BH: Excellent–or not [laughs]. Thank you, Omar. We would like to address a number of issues with you but given that this is a case that has developed into, perhaps, many other mini and major cases, and as I shared, a number of more deep and entrenched problems, let me just start off by saying and reiterating that this is the first intelligence case that has been deployed vis a vis a human rights defender here and it has caused and stirred a lot of controversy, including within the Israeli branches of government–from what I understand–within the Ministry of the Interior on the one hand, and the Foreign Ministry on the other. And I’m sure there are many other details that we’d love for you to actually share and feel free to expand into other dimensions that some of our listeners may not be aware of. And frankly, I would love to be more clear on some of the details, because there is so much that has been written about this and it is very difficult to discern what makes sense and what is indeed factual.
OS: Thanks Bassam, so let me actually start backwards and work our way forwards because I think many have followed maybe the news in the last few months, but in some ways there is a context that goes backwards so maybe I’ll start with a short, chronological account of where we get to where we were. So, when I joined HRW in 2016 we had applied in July, actually several months before I joined, for a permit for HRW to hire a foreign employee and for me to take up my post on the ground as Israel and Palestine Director–the rest of our staff is Palestinian and Israeli nationals. So we applied in July–that process was supposed to take sixty days, but we did not hear from them until February of 2017, so we’re talking about eight months later. And in February of 2017, the Israeli government denied a work permit for HRW. At the time, they denied HRW the ability to hire any foreign employee and their argument at the time was that HRW was a propaganda arm for the Palestinians, and that it was not a real human rights organization. Now, this story immediately picked up significant media interest, and within hours, in fact, the Israeli government began backtracking and a week later they allowed me to enter on a tourist visa, which I did do in March of 2017.
I was actually on the airplane when the Israeli Knesset passed a law authorizing the Interior of Ministry, in fact mandating that they deny entry to those who express support for the boycott, divestment, and sanctions movement, but nonetheless I was allowed in, actually with the Foreign Ministry waiting for me with a sign at the airport to make sure there were no difficulties. And in the subsequent weeks, they gave me a work permit. So, in April 26th, 2017 I received a one-year work permit to operate in-country.

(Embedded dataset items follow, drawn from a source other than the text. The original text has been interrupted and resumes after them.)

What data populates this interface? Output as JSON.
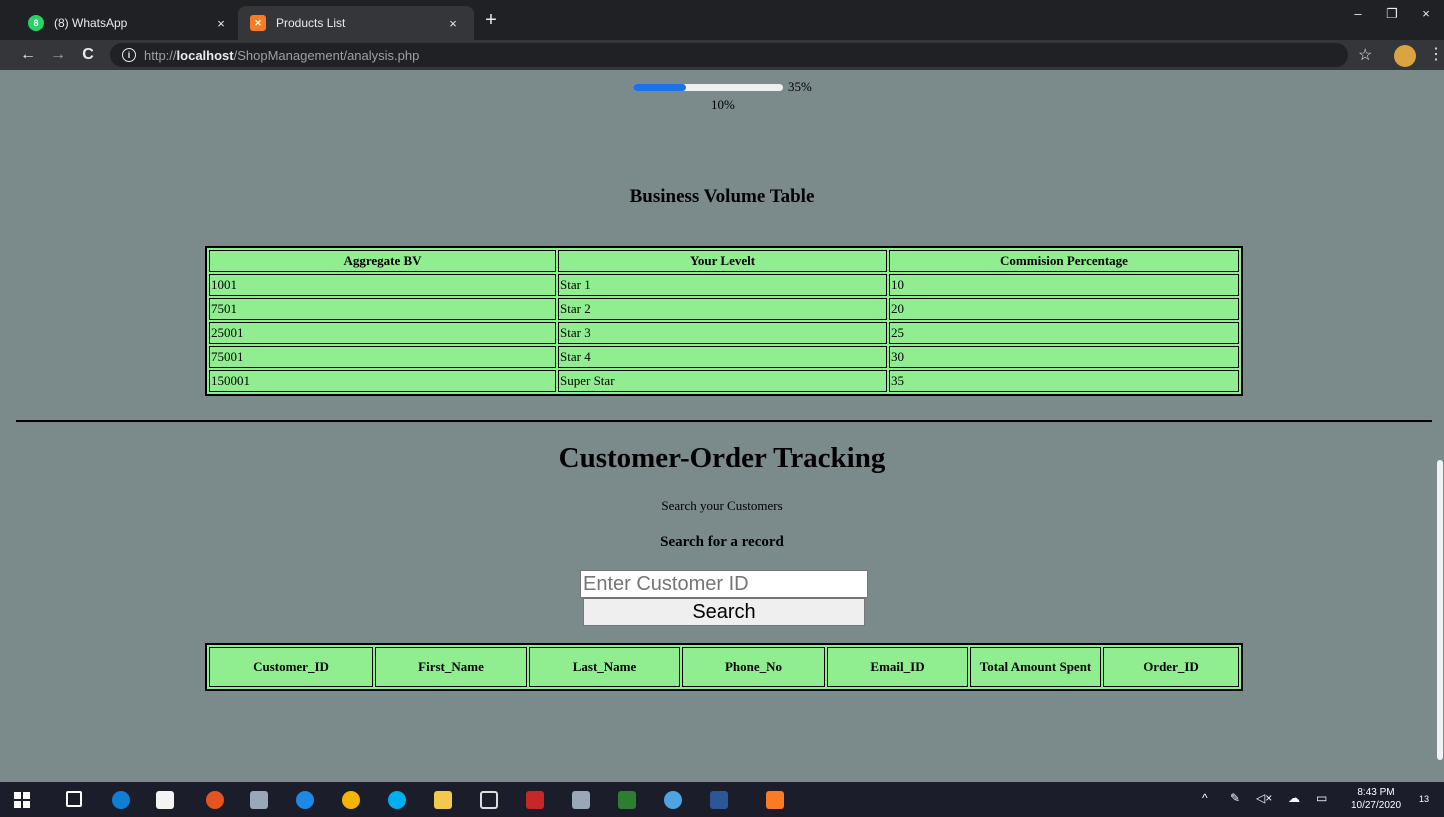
{
  "browser": {
    "tabs": [
      {
        "title": "(8) WhatsApp",
        "badge": "8",
        "active": false
      },
      {
        "title": "Products List",
        "active": true
      }
    ],
    "new_tab_label": "+",
    "close_label": "×",
    "window_controls": {
      "minimize": "–",
      "maximize": "❐",
      "close": "×"
    },
    "nav": {
      "back": "←",
      "forward": "→",
      "reload": "C"
    },
    "url": {
      "scheme": "http://",
      "host": "localhost",
      "path": "/ShopManagement/analysis.php"
    },
    "info_glyph": "i",
    "star_glyph": "☆",
    "menu_glyph": "⋮"
  },
  "progress": {
    "value": 0.35,
    "label": "35%",
    "secondary_label": "10%",
    "fill_color": "#1a73e8"
  },
  "bv_table": {
    "title": "Business Volume Table",
    "headers": [
      "Aggregate BV",
      "Your Levelt",
      "Commision Percentage"
    ],
    "rows": [
      [
        "1001",
        "Star 1",
        "10"
      ],
      [
        "7501",
        "Star 2",
        "20"
      ],
      [
        "25001",
        "Star 3",
        "25"
      ],
      [
        "75001",
        "Star 4",
        "30"
      ],
      [
        "150001",
        "Super Star",
        "35"
      ]
    ]
  },
  "tracking": {
    "title": "Customer-Order Tracking",
    "subtitle": "Search your Customers",
    "search_heading": "Search for a record",
    "search_placeholder": "Enter Customer ID",
    "search_button": "Search",
    "headers": [
      "Customer_ID",
      "First_Name",
      "Last_Name",
      "Phone_No",
      "Email_ID",
      "Total Amount Spent",
      "Order_ID"
    ]
  },
  "taskbar": {
    "time": "8:43 PM",
    "date": "10/27/2020",
    "notification_count": "13"
  },
  "colors": {
    "page_bg": "#7b8a8b",
    "table_bg": "#90ee90",
    "chrome_dark": "#202124"
  }
}
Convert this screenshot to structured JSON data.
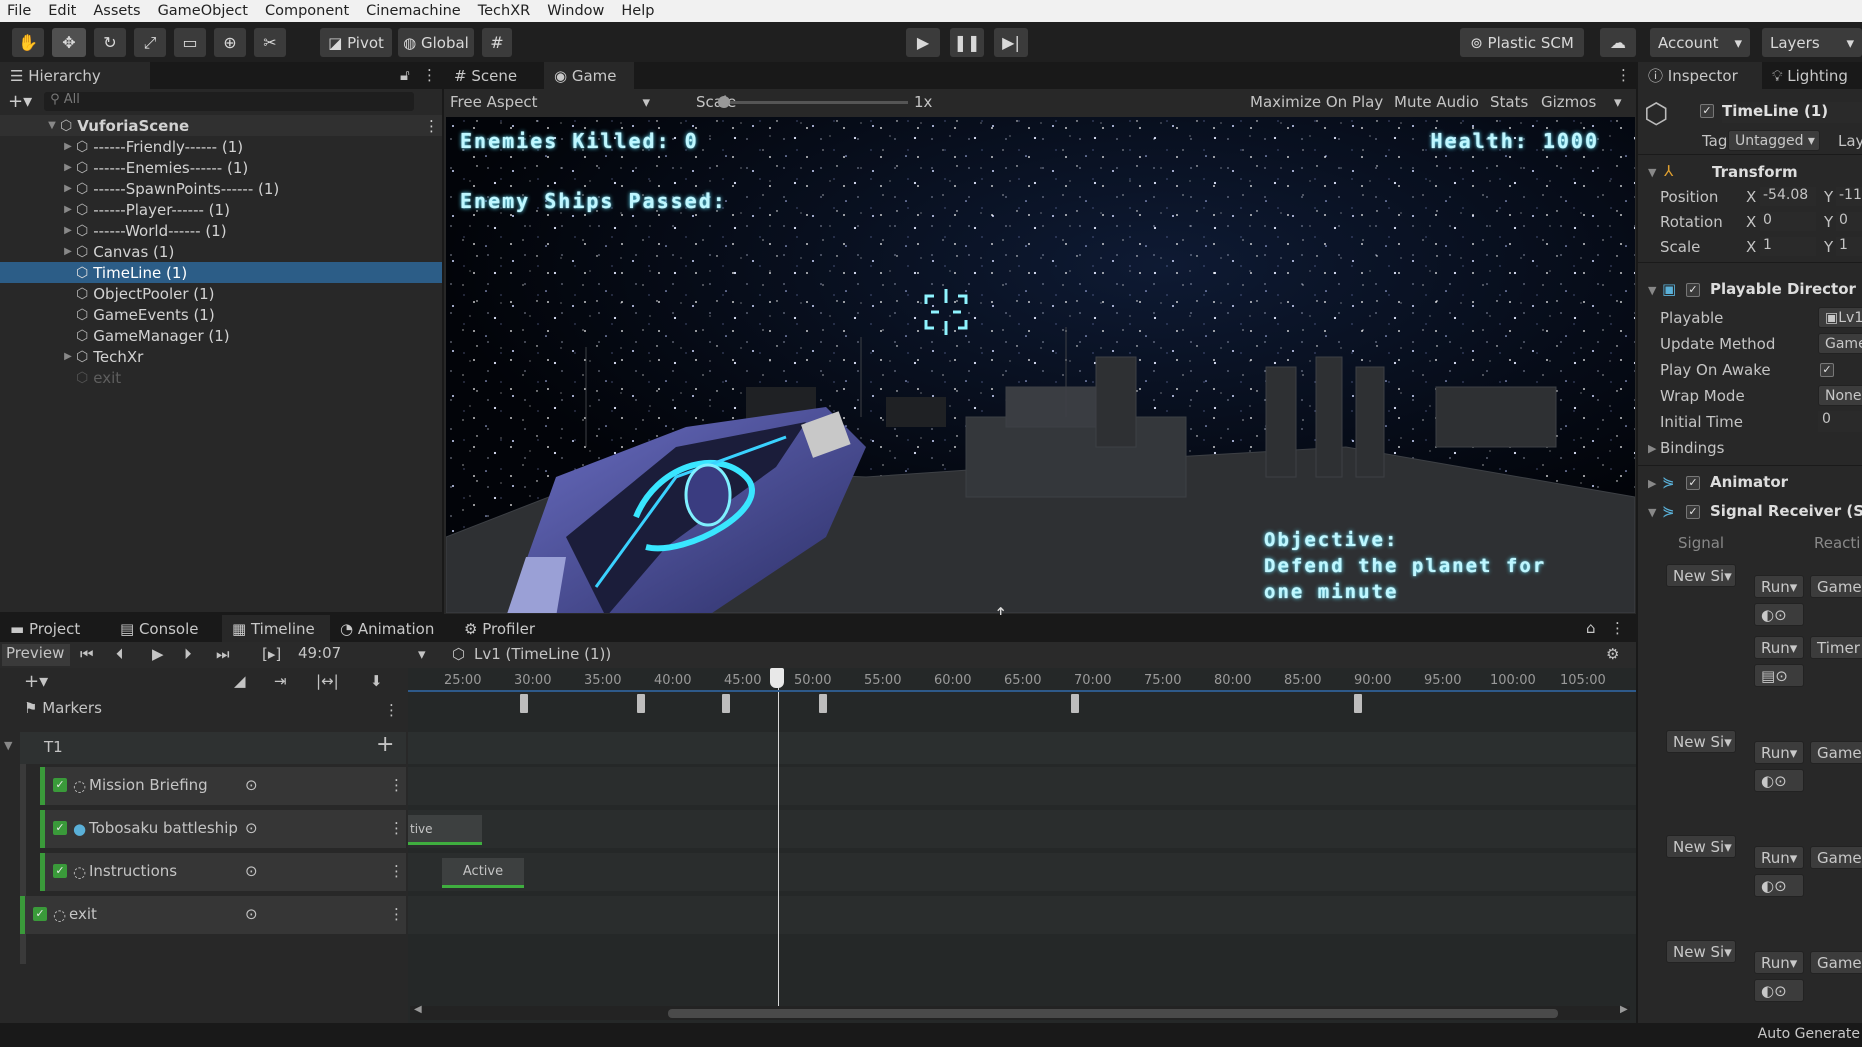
{
  "menu": [
    "File",
    "Edit",
    "Assets",
    "GameObject",
    "Component",
    "Cinemachine",
    "TechXR",
    "Window",
    "Help"
  ],
  "toolbar": {
    "pivot": "Pivot",
    "global": "Global",
    "plastic": "Plastic SCM",
    "account": "Account",
    "layers": "Layers"
  },
  "hierarchy": {
    "tab": "Hierarchy",
    "search": "All",
    "scene": "VuforiaScene",
    "items": [
      "------Friendly------ (1)",
      "------Enemies------ (1)",
      "------SpawnPoints------ (1)",
      "------Player------ (1)",
      "------World------ (1)",
      "Canvas (1)",
      "TimeLine (1)",
      "ObjectPooler (1)",
      "GameEvents (1)",
      "GameManager (1)",
      "TechXr",
      "exit"
    ]
  },
  "game_view": {
    "tab_scene": "Scene",
    "tab_game": "Game",
    "aspect": "Free Aspect",
    "scale_label": "Scale",
    "scale_value": "1x",
    "maximize": "Maximize On Play",
    "mute": "Mute Audio",
    "stats": "Stats",
    "gizmos": "Gizmos",
    "hud": {
      "enemies_killed": "Enemies Killed: 0",
      "health": "Health: 1000",
      "ships_passed": "Enemy Ships Passed:",
      "objective_1": "Objective:",
      "objective_2": "Defend the planet for",
      "objective_3": "one minute"
    }
  },
  "inspector": {
    "tab": "Inspector",
    "lighting": "Lighting",
    "object": "TimeLine (1)",
    "tag_label": "Tag",
    "tag": "Untagged",
    "layer_label": "Lay",
    "transform": "Transform",
    "position": "Position",
    "rotation": "Rotation",
    "scale": "Scale",
    "pos_x": "-54.08",
    "pos_y": "-11",
    "rot_x": "0",
    "rot_y": "0",
    "scale_x": "1",
    "scale_y": "1",
    "x": "X",
    "y": "Y",
    "director": "Playable Director",
    "playable": "Playable",
    "playable_val": "Lv1",
    "update_method": "Update Method",
    "update_val": "Game",
    "play_on_awake": "Play On Awake",
    "wrap_mode": "Wrap Mode",
    "wrap_val": "None",
    "initial_time": "Initial Time",
    "initial_val": "0",
    "bindings": "Bindings",
    "animator": "Animator",
    "signal_receiver": "Signal Receiver (Sc",
    "signal": "Signal",
    "reaction": "Reacti",
    "new_signal": "New Si",
    "runtime": "Run",
    "game": "Game",
    "timer": "Timer",
    "auto_generate": "Auto Generate"
  },
  "bottom": {
    "tabs": [
      "Project",
      "Console",
      "Timeline",
      "Animation",
      "Profiler"
    ],
    "preview": "Preview",
    "time": "49:07",
    "asset": "Lv1 (TimeLine (1))",
    "markers": "Markers",
    "group": "T1",
    "tracks": [
      "Mission Briefing",
      "Tobosaku battleship",
      "Instructions",
      "exit"
    ],
    "clip1": "tive",
    "clip2": "Active",
    "ticks": [
      "25:00",
      "30:00",
      "35:00",
      "40:00",
      "45:00",
      "50:00",
      "55:00",
      "60:00",
      "65:00",
      "70:00",
      "75:00",
      "80:00",
      "85:00",
      "90:00",
      "95:00",
      "100:00",
      "105:00"
    ]
  }
}
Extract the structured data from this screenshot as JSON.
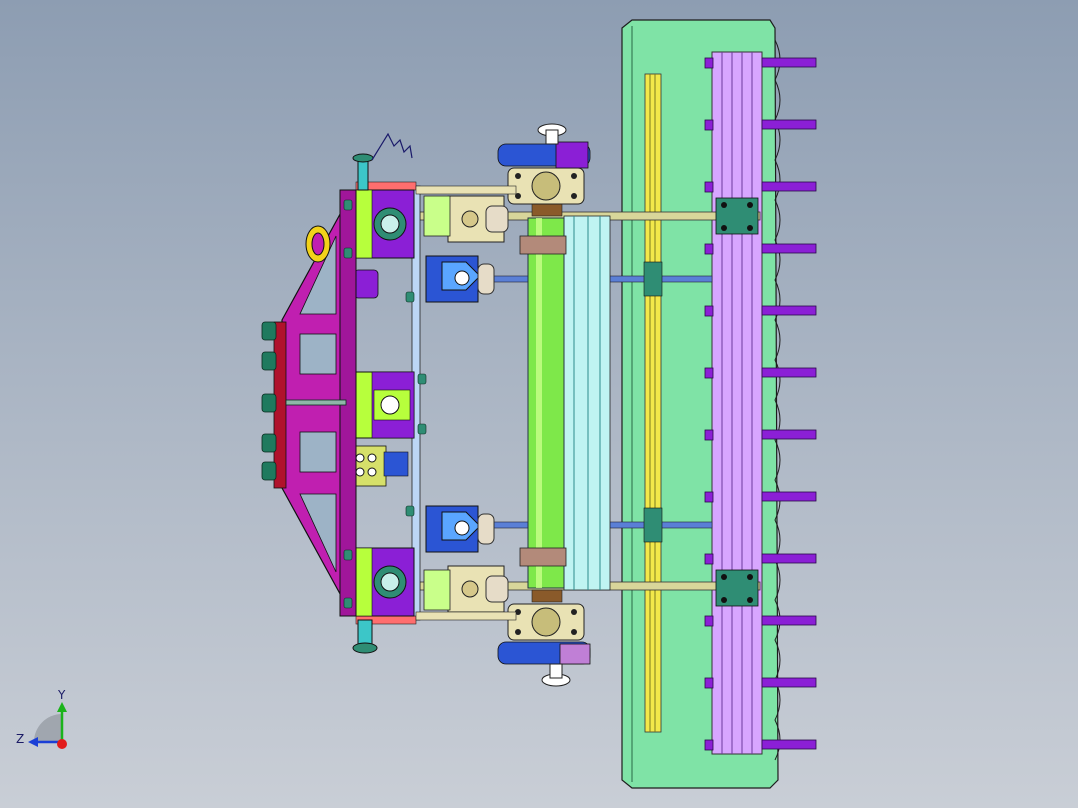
{
  "axis_triad": {
    "y_label": "Y",
    "z_label": "Z"
  },
  "colors": {
    "background_top": "#8d9db2",
    "background_bottom": "#c9ced6",
    "base_plate": "#7fe3a6",
    "magenta_frame": "#c01fb0",
    "purple_block": "#8b1fd6",
    "lime_block": "#b7ff3c",
    "roller": "#7ee84a",
    "lavender_rail": "#d7a6ff",
    "cyan_shaft": "#3cc6c8",
    "blue_link": "#2b55d4",
    "tan_bracket": "#e9e2b4"
  }
}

The very next day an Israeli organization called Shurat HaDin filed a lawsuit in district court in Jerusalem alleging that the Israeli government violated that law by allowing me, who they determined to be a quintessential BDS activist, into the country, and allowing HRW, who they consider to be a BDS organization—Boycott, Divestment, and Sanctions—into the country too. Now without getting into every back and forth, we did not participate in this lawsuit—we were never formally notified of it—but in November of 2017, the Interior Ministry sent us a one page letter notifying us that it was officially reopening my status in the country and it had determined that I have been calling for boycotts of Israel, as they said, since I was a college student until this day. And they gave us 30 days to respond to this allegation before they made a decision on my status. We immediately asked for the information on which this determination was based, because how can we respond to a cursory allegation without any evidence? In response, in December, the government furnished us with the first intelligence dossier, as far as we’re aware, that has ever been provided to a human rights defender, which is a seven-page document that goes through my activism dating back to when I was a student in Stanford. You know, things like petitions I’ve signed, speeches I’ve given, screenshots of student group websites, tweets, etc. We responded to these allegations in January and then we bring us up to today, which is that on May 7th, 2017, the Israeli government notified us that it was revoking HRW’s work permit and ordering me deported within 14 days. The Interior Minister and the Strategic Affairs Minister put out a press release about an hour before Trump’s Iran Nuclear Deal speech, hoping to bury the news saying that, in essence, they were going to do everything in their power to make sure I did not remain in the country.
Their allegation now—so, initially they accused HRW of propaganda, now their allegation was that—and in their November letter there was an allegation that both HRW and myself were engaged in promoting boycotts—but their May 2018 decision focused squarely on me and my history, saying that I have been calling for boycotts for many years and that it was the basis for my deportation order. We filed a lawsuit the next week challenging not only this decision, but actually the entire draconian law that this decision was based on, because the law marked the first time, actually, that the Israeli government has used this law to deport somebody with valid status in the country. So, not only somebody who—they’ve been denying scores of people apparently based on this law—but to deport somebody with valid status in the country who the government itself said, in that May letter, was not currently calling for boycotts. Their new position was that it was based on my activities before joining HRW. The afternoon before I was supposed to be deported, the court gave us an adjunction, freezing the enforcement of the deportation until it could hear the case. And, so, I am now here in the country solely based on an order from court since my visa has been withdrawn.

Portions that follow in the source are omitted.